Pop culture obsessives writing for the pop culture obsessed.
Pop culture obsessives writing for the pop culture obsessed.

Shady O'Grady's Rising Star

In-their-dreams rock stars love Guitar Hero because it simulates the rush of the arena tour while skipping all the hassles of building and managing a career. Rising Star takes the opposite approach: You have to earn every gig, replace every guitar string, and sweat through every demeaning day job on your slow rise to fame. Even rocking a crowd depends more on managing your fatigue and energy levels than, you know, rocking.

And that isn't necessarily bad. From building relationships with other bands to printing T-shirts, Rising Star gives you total control of the gruntwork, and if it had stopped at the balance sheets, it could have been an engrossing business game.
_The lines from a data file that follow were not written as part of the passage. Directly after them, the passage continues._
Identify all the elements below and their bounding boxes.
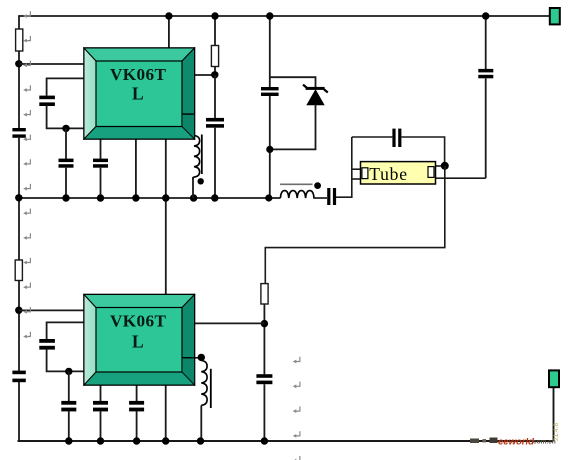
tube FL1	[361, 162, 436, 184]
wire tube right stub to node E	[434, 165, 445, 167]
wire node G to U2	[19, 309, 85, 311]
capacitor C11	[93, 401, 108, 412]
node F dot	[261, 320, 268, 327]
capacitor C5	[206, 118, 224, 128]
inductor L1 vertical beside U1	[193, 136, 200, 199]
wire left rail C2 to R3	[18, 138, 20, 260]
inductor L3 vertical beside U2	[201, 361, 207, 406]
wire U2 right pin to node F	[195, 322, 265, 324]
formatting marks left column	[23, 11, 30, 338]
resistor R1	[16, 29, 23, 51]
wire top rail	[19, 15, 550, 17]
watermark	[470, 423, 560, 448]
wire U2 pin to L3 dot	[182, 357, 201, 359]
wire U1 bottom pin1	[100, 139, 102, 159]
U2 pin5 notch	[182, 357, 195, 359]
capacitor C1	[39, 96, 55, 106]
capacitor C15 above tube	[392, 129, 401, 147]
node dots on bottom rail	[65, 437, 72, 444]
terminal J1 top right	[550, 8, 560, 24]
wire C10 to bottom rail	[68, 411, 70, 441]
wire left rail R1 to C2	[18, 51, 20, 128]
wire top rail to R2	[214, 16, 216, 46]
wire zener bottom to node D	[270, 105, 316, 150]
wire C6 to node D to rail1	[269, 96, 271, 198]
L1 phase dot	[198, 178, 204, 184]
wire C4 to rail1	[100, 168, 102, 198]
wire C15 to node E	[401, 137, 444, 166]
wire tube left stubs	[352, 168, 362, 170]
node E dot	[441, 162, 449, 170]
wire L3 to bottom rail	[200, 405, 202, 441]
wire left rail upper	[18, 15, 20, 29]
wire node E down and across to R4	[265, 166, 445, 284]
svg-text:L: L	[132, 84, 144, 104]
wire branch to zener top	[270, 77, 316, 87]
resistor R2	[211, 46, 218, 67]
wire tube right pin2 to C7 branch	[436, 177, 486, 179]
resistor R3	[15, 260, 22, 281]
wire C3 to rail1	[65, 168, 67, 198]
wire node C to C5	[214, 75, 216, 118]
L2 core bar	[280, 183, 313, 185]
IC U1 VK06TL	[84, 48, 195, 139]
wire U1 bottom pin2 to rail1	[135, 139, 137, 198]
wire C13 to bottom rail	[263, 384, 265, 441]
capacitor C13	[256, 374, 272, 384]
L3 core bar	[210, 369, 212, 408]
wire R2 to node C	[214, 67, 216, 76]
wire R4 to node F	[263, 304, 265, 374]
wire U2 bottom pin3 to bottom rail	[165, 385, 167, 442]
wire U1 left pin2 loop to C1	[47, 78, 85, 95]
wire top rail to C7	[485, 16, 487, 69]
node dots on top rail	[165, 12, 172, 19]
wire U1 right pin to node C	[195, 74, 216, 76]
capacitor C2 on left rail	[12, 128, 25, 138]
capacitor C4	[93, 159, 108, 168]
capacitor C9	[39, 339, 55, 350]
svg-text:VK06T: VK06T	[110, 65, 167, 84]
wire left rail R3 to C8	[18, 281, 20, 372]
wire top rail to U1 top	[168, 16, 170, 49]
U1 pin5 notch	[182, 113, 195, 115]
wire top rail to C6	[269, 16, 271, 87]
wire C5 to rail1	[214, 128, 216, 198]
svg-text:Tube: Tube	[369, 164, 408, 184]
capacitor C6	[261, 87, 279, 96]
wire node B down to C3	[65, 128, 67, 158]
capacitor C12	[129, 401, 144, 412]
wire C11 to bottom rail	[100, 411, 102, 441]
wire U2 bottom pin2	[136, 385, 138, 402]
wire left rail C8 to bottom rail	[18, 382, 20, 441]
node dots on rail1	[15, 194, 22, 201]
svg-text:VK06T: VK06T	[110, 312, 167, 331]
node D dot	[266, 146, 273, 153]
wire U2 bottom pin1	[100, 385, 102, 402]
zener diode D1	[303, 85, 328, 105]
capacitor C3	[59, 159, 74, 168]
IC U2 VK06TL	[84, 295, 195, 386]
wire bottom terminal lead	[553, 386, 555, 441]
node G dot left rail y310	[15, 307, 22, 314]
bottom rail	[18, 440, 554, 442]
L3 phase dot	[198, 354, 205, 361]
wire C7 to tube pin2 wire	[485, 78, 487, 178]
svg-text:21.4.8: 21.4.8	[553, 423, 560, 441]
capacitor C14 series in rail1	[327, 188, 336, 205]
terminal J2 bottom right	[549, 370, 559, 387]
svg-text:eeworld: eeworld	[498, 437, 534, 448]
formatting marks middle column	[293, 357, 300, 460]
wire U2 left pin2 loop to C9	[47, 322, 85, 339]
capacitor C8 on left rail	[12, 371, 25, 383]
svg-text:L: L	[132, 332, 144, 352]
wire C12 to bottom rail	[136, 411, 138, 441]
rail1 horizontal	[18, 197, 280, 199]
node A dot left rail y64	[15, 60, 22, 67]
wire C9 to node H	[47, 349, 85, 371]
wire node H down to C10	[68, 371, 70, 401]
wire C1 to node B	[47, 106, 85, 129]
L2 phase dot	[314, 182, 321, 189]
L1 core bar	[201, 135, 203, 175]
capacitor C10	[61, 401, 76, 412]
node H dot	[65, 368, 72, 375]
capacitor C7	[478, 69, 493, 78]
resistor R4	[261, 284, 268, 304]
wire loop top with C15	[352, 136, 393, 138]
wire node A to U1 pin	[19, 63, 85, 65]
node C dot	[211, 71, 218, 78]
node B dot	[62, 125, 69, 132]
wire U1 bottom pin3 through rail1 to U2 top	[165, 139, 167, 295]
wire C14 to tube left node	[336, 137, 352, 197]
inductor L2 horizontal in rail1	[280, 191, 327, 198]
Unfortunately, Rising Star packs in extra features that hurt more than they help. To get around town, you'll have to steer the band van through the dullest driving sim ever. The musicians can wear dozens of clothes or haircuts, but all of them look equally awful. And while the "trash your hotel room" function sounds hilarious, the hotel room must be childproofed, because every damn thing you throw refuses to break.
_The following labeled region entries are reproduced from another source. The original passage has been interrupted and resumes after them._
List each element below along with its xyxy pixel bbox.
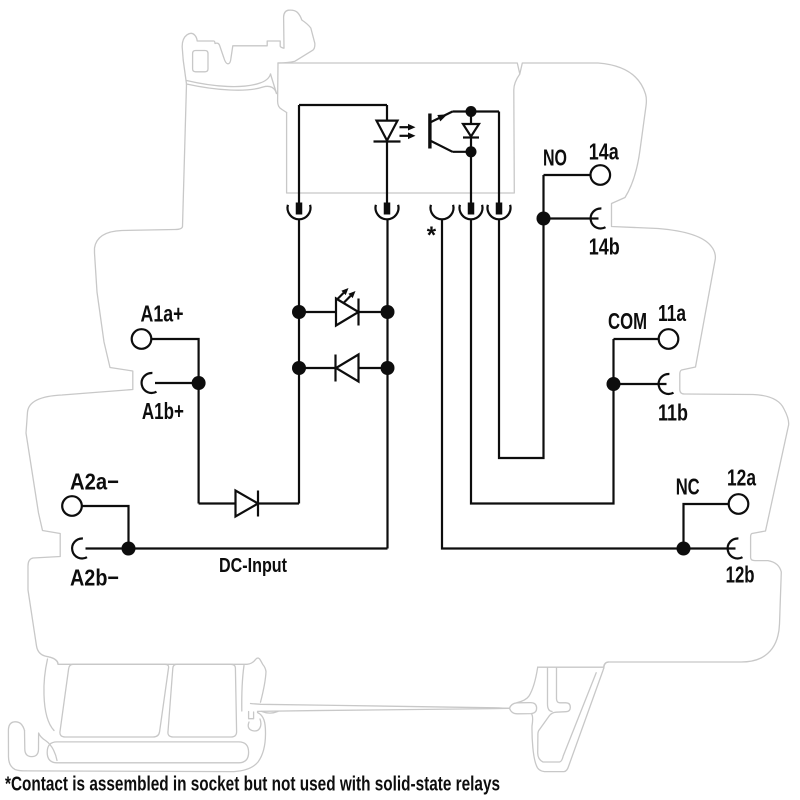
svg-text:14a: 14a <box>589 139 619 165</box>
relay pin 1 blade <box>296 203 303 215</box>
wire diode rung left <box>299 367 336 369</box>
node top of flyback diode <box>466 106 477 117</box>
DIN rail lip tab <box>510 703 537 714</box>
wire series diode to left rail <box>258 502 299 504</box>
foot release hook outer <box>8 722 26 771</box>
wire A1b tap <box>155 382 199 384</box>
LED emission arrow 2 <box>344 296 351 303</box>
svg-text:11a: 11a <box>658 300 686 326</box>
foot latch curl <box>248 719 261 731</box>
wire 12 node up to 12a <box>684 504 729 549</box>
wire 14 node to 14a <box>544 174 591 176</box>
LED emission arrow 1 <box>337 293 344 300</box>
foot latch steps <box>249 712 254 719</box>
wire opto-LED right drop <box>386 105 388 121</box>
test socket 12b <box>728 538 743 558</box>
terminal A2a <box>62 496 82 516</box>
clip saddle spring upper line <box>187 74 271 87</box>
wire opto-LED cathode drop to pin <box>386 142 388 204</box>
clip window opening <box>193 51 208 72</box>
relay pin 3 blade <box>468 203 475 215</box>
svg-text:14b: 14b <box>589 234 620 260</box>
wire output right drop to pin <box>498 112 500 204</box>
relay module housing outline left profile <box>26 84 187 664</box>
svg-text:A2b−: A2b− <box>70 564 119 590</box>
opto light emission arrow 2 <box>400 135 409 137</box>
foot release hook pocket <box>25 731 58 761</box>
relay module housing top and right profile <box>278 63 789 669</box>
wire emitter node drop to pin <box>470 152 472 203</box>
rail clamp left flare <box>517 667 538 702</box>
wire opto-LED left drop to pin <box>298 105 300 203</box>
pin socket at x=299 <box>288 205 311 220</box>
pin socket at x=471 <box>460 205 483 220</box>
junction 11 <box>607 377 621 391</box>
junction A2 <box>122 542 136 556</box>
housing foot top edge <box>47 657 266 703</box>
status LED D2 <box>336 299 359 326</box>
foot left outer wall <box>44 659 54 731</box>
foot slide bar <box>47 742 248 763</box>
junction 12 <box>677 542 691 556</box>
svg-text:*Contact is assembled in socke: *Contact is assembled in socket but not … <box>5 774 500 796</box>
terminal 12a <box>729 494 749 514</box>
node bottom of flyback diode <box>466 146 477 157</box>
wire diode rung right <box>359 367 388 369</box>
test socket 14b <box>591 208 606 228</box>
svg-text:A1a+: A1a+ <box>141 300 184 326</box>
test socket 11b <box>659 374 674 394</box>
wire right rail <box>386 219 388 549</box>
terminal 14a <box>591 165 611 185</box>
junction diode rung left <box>292 361 306 375</box>
junction A1 <box>192 376 206 390</box>
foot inner wall right <box>242 666 244 712</box>
reverse protection diode D3 <box>336 355 359 382</box>
clip saddle wedge <box>271 74 277 94</box>
plug-in relay box outline <box>287 74 520 193</box>
DIN rail top edge <box>251 704 510 709</box>
wire 14b tap <box>544 217 599 219</box>
svg-text:A2a−: A2a− <box>70 468 119 494</box>
svg-text:11b: 11b <box>658 400 688 426</box>
DIN rail joint wedge <box>262 711 279 713</box>
wire LED rung right <box>359 311 388 313</box>
foot left panel <box>60 664 169 737</box>
svg-text:*: * <box>427 222 437 249</box>
foot right panel <box>168 664 237 737</box>
foot outer right edge below rail <box>26 713 266 772</box>
rail clamp inner slot left wall <box>548 667 553 711</box>
wire DC-input minus rail <box>129 547 388 549</box>
wire A2b tap <box>86 547 129 549</box>
phototransistor emitter lead <box>430 141 453 152</box>
wire A1 junction drop <box>198 383 200 504</box>
wire A1a to corner <box>152 339 199 383</box>
wire 11 node to 11a <box>614 338 659 340</box>
pin socket at x=499 <box>488 205 511 220</box>
DIN-rail release clip (top of module) <box>182 10 315 84</box>
junction diode rung right <box>381 361 395 375</box>
test socket A2b <box>72 538 87 558</box>
wire NO pin to 14 node <box>499 175 544 458</box>
svg-text:NC: NC <box>676 474 700 500</box>
wire left rail A1 <box>298 219 300 504</box>
terminal A1a <box>132 329 152 349</box>
DIN rail bottom edge <box>258 708 510 711</box>
test socket A1b <box>142 373 157 393</box>
phototransistor collector lead with arrow <box>430 112 453 123</box>
svg-text:A1b+: A1b+ <box>142 398 184 424</box>
housing top-left corner wall <box>278 63 287 113</box>
junction 14 <box>537 212 551 226</box>
svg-text:12a: 12a <box>727 465 756 491</box>
svg-text:NO: NO <box>543 144 567 170</box>
wire output bottom stub <box>453 151 472 153</box>
pin socket at x=387 <box>375 205 398 220</box>
opto light emission arrow 1 <box>400 126 409 128</box>
opto-coupler LED D5 <box>377 121 398 141</box>
flyback diode D4 <box>470 112 472 125</box>
wire output top rail <box>453 110 500 112</box>
svg-text:COM: COM <box>608 308 647 334</box>
junction LED rung right <box>381 305 395 319</box>
wire COM pin to 11 node <box>471 219 614 504</box>
terminal 11a <box>659 329 679 349</box>
wire A2a to corner <box>82 506 129 549</box>
wire 11b tap <box>614 383 667 385</box>
svg-text:12b: 12b <box>726 562 755 588</box>
wire opto-LED top loop <box>299 104 387 106</box>
relay pin 2 blade <box>384 203 391 215</box>
phototransistor U1 base bar <box>428 114 431 149</box>
wire to series diode <box>199 502 236 504</box>
wire NC socket to 12 node <box>442 219 736 549</box>
rail clamp (bottom right) outer <box>532 662 609 772</box>
junction LED rung left <box>292 305 306 319</box>
relay pin 4 blade <box>496 203 503 215</box>
rail clamp inner boundary <box>538 667 597 762</box>
series diode D1 <box>236 491 259 517</box>
wire LED rung left <box>299 311 336 313</box>
svg-text:DC-Input: DC-Input <box>219 555 287 577</box>
rail clamp top edge <box>538 666 604 668</box>
clip saddle spring lower line <box>187 84 277 94</box>
socket (unused NC contact *) at x=442 <box>431 205 454 220</box>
But what really sinks the game is its pace. You can grind through a couple of hours before earning your first gig, and your record deal will seem years away. Meanwhile, your daily chores become a numbing rut, your bandmates punish you with lame wisecracks and inscrutable personality problems, and like millions of wannabes before you, you get all the gripes but none of the glory.

Beyond the game: The game comes with an exhaustive library of real-life equipment, and you get to weigh the "stage presence" bonus of a Schure mic versus an AKG wireless.
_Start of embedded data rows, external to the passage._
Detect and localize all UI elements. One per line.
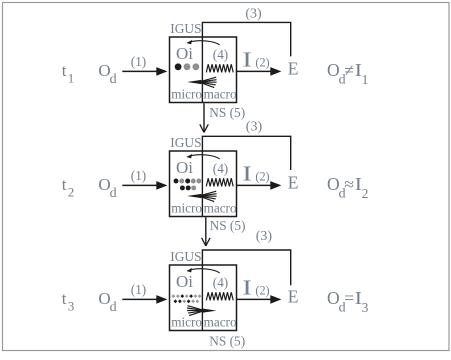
svg-text:=: = [344, 288, 354, 308]
node Od (observed data) [98, 289, 116, 315]
arrow (1) Od to IGUS [122, 67, 167, 76]
node Od (observed data) [98, 175, 116, 201]
svg-text:(2): (2) [255, 284, 269, 298]
svg-text:3: 3 [68, 298, 75, 313]
svg-text:macro: macro [204, 201, 237, 216]
svg-text:I: I [242, 47, 252, 71]
svg-text:IGUS: IGUS [170, 21, 201, 36]
curved arrow (4) to Oi [186, 40, 219, 45]
divider micro/macro [201, 151, 203, 217]
svg-text:E: E [288, 59, 299, 79]
svg-text:macro: macro [204, 315, 237, 330]
feedback wire (3) E to IGUS [202, 22, 290, 56]
label t1 [62, 61, 75, 85]
equation Od 2 [327, 174, 354, 201]
divider micro/macro [201, 37, 203, 103]
svg-text:(3): (3) [245, 6, 262, 21]
fan arrow macro to micro [187, 191, 217, 201]
node Od (observed data) [98, 61, 116, 87]
svg-text:(3): (3) [246, 120, 263, 135]
svg-text:(4): (4) [213, 161, 228, 176]
svg-text:t: t [62, 175, 67, 194]
label t3 [62, 289, 75, 313]
zigzag (macro process) [206, 292, 233, 300]
svg-text:E: E [288, 173, 299, 193]
svg-text:Oi: Oi [176, 44, 193, 63]
svg-text:Oi: Oi [176, 158, 193, 177]
svg-text:micro: micro [171, 315, 202, 330]
svg-text:1: 1 [68, 70, 75, 85]
curved arrow (4) to Oi [186, 268, 219, 273]
svg-text:NS (5): NS (5) [210, 218, 246, 233]
NS arrow row2 to row3 [202, 217, 211, 246]
svg-text:(1): (1) [131, 168, 146, 183]
arrow (2) IGUS to E [237, 67, 282, 76]
svg-text:d: d [110, 72, 117, 87]
svg-text:≠: ≠ [344, 60, 354, 80]
svg-text:macro: macro [204, 87, 237, 102]
svg-text:IGUS: IGUS [170, 135, 201, 150]
svg-text:2: 2 [362, 186, 369, 201]
svg-text:micro: micro [171, 201, 202, 216]
equation Od 1 [327, 60, 354, 87]
svg-text:2: 2 [68, 184, 75, 199]
dots in Oi (micro states) [175, 63, 200, 70]
svg-text:NS (5): NS (5) [209, 333, 245, 348]
NS arrow row1 to row2 [200, 103, 209, 132]
equation Od 3 [327, 288, 354, 315]
feedback wire (3) E to IGUS [202, 250, 290, 285]
svg-text:1: 1 [362, 72, 369, 87]
svg-text:I: I [242, 275, 252, 299]
svg-text:(4): (4) [213, 275, 228, 290]
svg-text:NS (5): NS (5) [209, 105, 245, 120]
svg-text:I: I [242, 161, 252, 185]
svg-text:t: t [62, 289, 67, 308]
svg-text:(1): (1) [131, 54, 146, 69]
svg-text:≈: ≈ [344, 174, 354, 194]
dots in Oi (micro states) [174, 179, 202, 191]
arrow (2) IGUS to E [237, 181, 282, 190]
svg-text:IGUS: IGUS [170, 249, 201, 264]
svg-text:micro: micro [171, 87, 202, 102]
svg-text:Oi: Oi [176, 272, 193, 291]
dots in Oi (micro states) [171, 294, 201, 303]
svg-text:(4): (4) [213, 47, 228, 62]
svg-text:(2): (2) [255, 170, 269, 184]
zigzag (macro process) [206, 64, 233, 72]
arrow (2) IGUS to E [237, 295, 282, 304]
node I [242, 275, 252, 299]
curved arrow (4) to Oi [186, 154, 219, 159]
svg-text:(2): (2) [255, 56, 269, 70]
fan arrow micro to macro [187, 306, 217, 316]
svg-text:E: E [288, 287, 299, 307]
arrow (1) Od to IGUS [122, 295, 167, 304]
node I [242, 47, 252, 71]
fan arrow macro to micro [187, 77, 217, 87]
svg-text:(1): (1) [131, 282, 146, 297]
svg-text:3: 3 [362, 300, 369, 315]
zigzag (macro process) [206, 178, 233, 186]
svg-text:d: d [110, 300, 117, 315]
svg-text:(3): (3) [256, 229, 273, 244]
svg-text:t: t [62, 61, 67, 80]
IGUS box row 1 [170, 37, 237, 103]
IGUS box row 2 [170, 151, 237, 217]
label t2 [62, 175, 75, 199]
node I [242, 161, 252, 185]
svg-text:d: d [110, 186, 117, 201]
feedback wire (3) E to IGUS [202, 136, 290, 170]
arrow (1) Od to IGUS [122, 181, 167, 190]
divider micro/macro [201, 265, 203, 331]
IGUS box row 3 [170, 265, 237, 331]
Worth playing for: Making up your band name and titling all your songs is incredibly fun. It's a shame Rising Star doesn't let you swap content, or support a simple online battle of the bands.

Frustration sets in when: What's the best way to simulate the mysterious creative process that leads to a hit song? A rhythm game? A metaphorical "fighting your demons" mini-game? Rising Star takes an even further-out tact: you have to play a tile-matching game, like that old card game Memory, and the more tiles you match, the better the song. Because nothing rocks harder than good short-term memory.

Final judgment: Rising Star fails the way a rock star should: under the weight of its own ambitions.